После ответа (пациент в очередной сказал, что в точности выполнил указания голосов и что-то «хелнул») мы заломили ему руки и повалили лицом на носилки. Я, взяв широкую вязку, приберегаемую для подобного контингента, обмотал ему ноги, заключив каждую в кольцо, и затянул узлом на станине откидного пандуса носилок.
— Все, братец, приехали. Серег, перекурим?
— Можно, — согласился напарник, доставая пачку. — Убери свою гадость, я сегодня добрый.
Хмыкнув, я пожал плечами, вытянул иностранную сигарету из его запасов, щелкнул зажигалкой и выпустил струю дыма в открытую дверь.
— Курим, молодые люди? — ехидно поинтересовалась врач, возвращаясь к машине. Женщина, судя по всему, с нами ехать не собиралась — поговорив, она растаяла в ночной темноте. Мы опасливо вынули сигареты изо рта, ожидая очередной нахлобучки.
— Да ладно, Анна Викторовна, не пьем же.
— Ваше счастье. Кстати, могу вас порадовать — вы молодцы.
— В смысле? — недоверчиво вопросил Серега. Уж кто-кто, а наша врач не склонна попросту рассыпать похвалы. — Чего мы такого сделали?
— Вдвоем скрутили и притащили бывшего тренера по самбо, — насмешливо произнесла Анна Викторовна. — Жена его мне рассказала, что в прошлый раз он бригаду и наряд милиции как котят расшвырял — а их пятеро было. Так что, гордитесь, орлы…
Она, посмеиваясь, полезла в кабину, а мы так и остались с полуоткрытыми ртами.
— Антоха… — слабым голосом произнес напарник.
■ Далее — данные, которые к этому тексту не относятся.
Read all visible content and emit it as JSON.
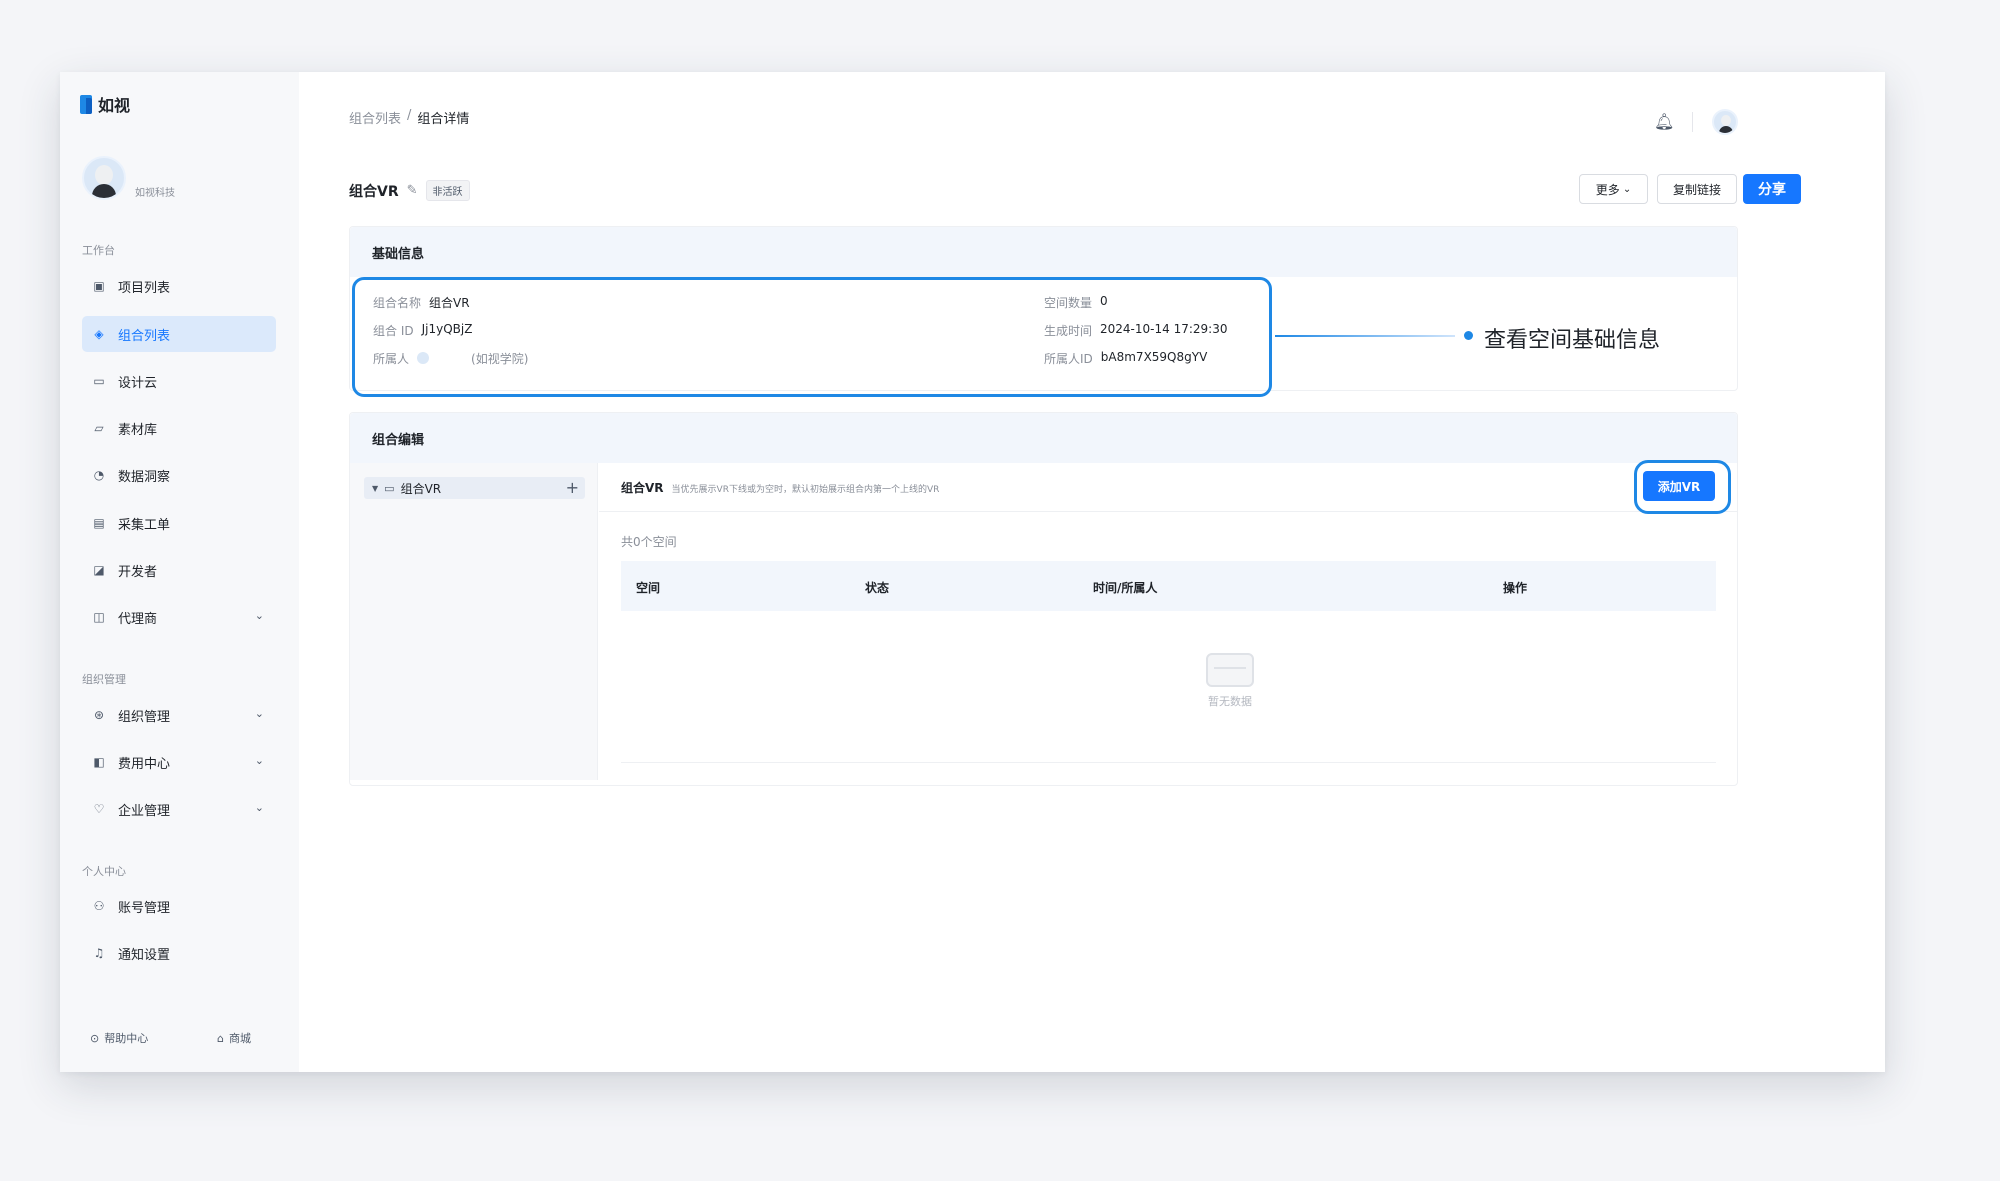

— Молчи! — выдохнул я. — Твою ж мамашу в печень, супруга траханная! И молчала же! Да он нас мог там на клочки порвать! Ботинки свои вместо шнурков нами завязать! А я-то еще думаю, где он так руки выкручивать научился!
— А фо? — донеслось с носилок.
— Не твоего ума дело! — рыкнул Серега. — Нет, ты понял, как она нас подставила? Ну, курва!
Я несколько раз нервно затянулся, чувствуя, как дрожат мышцы рук. Да-а, давно мы так не встревали. Впрочем, понимаю, почему жена больного промолчала, — зная, что собой представляет наш пациент, я бы лично на пушечный выстрел к нему не приблизился без милиции. У них хоть дубинки есть! А пока бы мы ждали приезда опергруппы, Василек бы благополучно спалил бы лесную избушку и себя вместе с ней. Все понятно — но какому риску подвергались мы! Оба стали бы калеками, это в лучшем случае, все по той причине, что эта жена лешего, пожалела, видите ли, своего дуркующего муженька, зараза! А нас кто пожалел?